About the Journal
| Journal title | : | Journal of Mathematical and Analytical Data Science |
| Abbreviation | : | J. Math. Anal. Data Sci. |
| Editor-in-chief | : | Assoc. Prof. Dr. Mamika Ujianita Romdhini |
| Indexing | : | Google Scholar and view more |
| Peer Review Process | : | Double-blind |
| Frequency | : | 2 issues per year |
| Publisher | : | Sustainable Science and Technology Foundation |
| Language | : | English |
Journal of Mathematical and Analytical Data Science (J. Math. Anal. Data Sci.) is a peer-reviewed, open-access journal dedicated to the advancement of mathematics, analytical methods, and data science as fundamental disciplines for scientific discovery, technological innovation, and evidence-based decision making. The journal provides a scholarly platform for publishing high-quality original research and review articles that integrate mathematical theory, statistical analysis, computational techniques, and data-driven methodologies across diverse scientific and applied domains.

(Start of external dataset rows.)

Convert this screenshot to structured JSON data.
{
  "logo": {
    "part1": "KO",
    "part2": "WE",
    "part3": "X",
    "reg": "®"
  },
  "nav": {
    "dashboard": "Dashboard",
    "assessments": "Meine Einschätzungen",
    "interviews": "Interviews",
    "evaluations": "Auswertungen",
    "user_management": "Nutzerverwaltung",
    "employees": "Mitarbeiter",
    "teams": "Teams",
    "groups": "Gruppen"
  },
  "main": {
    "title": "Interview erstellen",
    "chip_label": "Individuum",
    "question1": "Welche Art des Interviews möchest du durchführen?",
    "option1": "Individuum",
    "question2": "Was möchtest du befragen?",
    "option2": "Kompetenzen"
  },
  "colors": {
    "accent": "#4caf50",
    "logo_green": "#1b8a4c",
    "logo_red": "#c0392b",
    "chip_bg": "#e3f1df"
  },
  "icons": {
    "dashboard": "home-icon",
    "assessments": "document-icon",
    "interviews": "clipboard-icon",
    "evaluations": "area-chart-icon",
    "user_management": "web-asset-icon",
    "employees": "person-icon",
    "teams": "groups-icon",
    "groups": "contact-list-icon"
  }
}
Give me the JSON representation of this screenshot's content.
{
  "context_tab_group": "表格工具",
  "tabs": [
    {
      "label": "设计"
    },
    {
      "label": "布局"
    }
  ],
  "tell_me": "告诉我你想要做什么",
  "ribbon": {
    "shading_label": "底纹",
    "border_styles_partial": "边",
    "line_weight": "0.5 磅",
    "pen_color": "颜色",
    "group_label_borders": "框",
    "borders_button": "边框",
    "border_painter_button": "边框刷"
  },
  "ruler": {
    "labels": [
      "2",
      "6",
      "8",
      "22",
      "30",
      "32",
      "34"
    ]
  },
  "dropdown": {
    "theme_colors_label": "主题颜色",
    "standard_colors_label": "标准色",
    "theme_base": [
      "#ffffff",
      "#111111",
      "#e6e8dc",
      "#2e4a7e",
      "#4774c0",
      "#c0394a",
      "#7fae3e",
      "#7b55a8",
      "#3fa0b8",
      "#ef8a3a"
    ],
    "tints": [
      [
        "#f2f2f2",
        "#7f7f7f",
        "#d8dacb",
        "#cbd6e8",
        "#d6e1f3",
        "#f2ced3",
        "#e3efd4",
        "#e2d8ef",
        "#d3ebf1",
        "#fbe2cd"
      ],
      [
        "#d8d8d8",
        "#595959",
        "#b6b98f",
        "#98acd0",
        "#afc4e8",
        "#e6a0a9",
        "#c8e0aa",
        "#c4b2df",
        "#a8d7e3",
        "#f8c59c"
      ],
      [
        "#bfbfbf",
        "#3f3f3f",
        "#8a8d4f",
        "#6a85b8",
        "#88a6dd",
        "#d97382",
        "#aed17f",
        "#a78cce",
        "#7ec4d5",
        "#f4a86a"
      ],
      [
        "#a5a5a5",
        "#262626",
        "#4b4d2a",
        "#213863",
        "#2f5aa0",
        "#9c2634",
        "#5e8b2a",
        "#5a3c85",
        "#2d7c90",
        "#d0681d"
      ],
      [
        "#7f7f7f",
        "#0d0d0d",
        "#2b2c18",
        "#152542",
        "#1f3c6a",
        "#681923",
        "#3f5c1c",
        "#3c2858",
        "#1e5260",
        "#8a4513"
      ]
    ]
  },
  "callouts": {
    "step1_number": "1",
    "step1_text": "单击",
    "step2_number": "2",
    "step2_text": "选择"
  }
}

JMADS aims to bridge the gap between theoretical mathematics and practical data analytics, encouraging interdisciplinary research that combines mathematical modeling, statistical inference, machine learning, optimization, and analytical data processing. The journal welcomes contributions that develop new mathematical frameworks, propose innovative analytical methods, or apply advanced data science techniques to solve complex problems in science, engineering, economics, education, health, and social systems.
All manuscripts submitted to JMADS undergo a rigorous double-blind peer-review process conducted by independent experts to ensure originality, methodological soundness, clarity of presentation, and academic relevance. The journal upholds the highest standards of publication ethics, transparency, and research integrity, in accordance with international best practices.
JMADS publishes articles that emphasize theoretical contributions, methodological advancements, and applied analytical studies, including but not limited to mathematical modeling, statistical learning, data mining, computational mathematics, and analytical decision-support systems. By fostering collaboration between mathematicians, data scientists, statisticians, and interdisciplinary researchers, JMADS seeks to contribute significantly to the global development of mathematical and analytical data science research.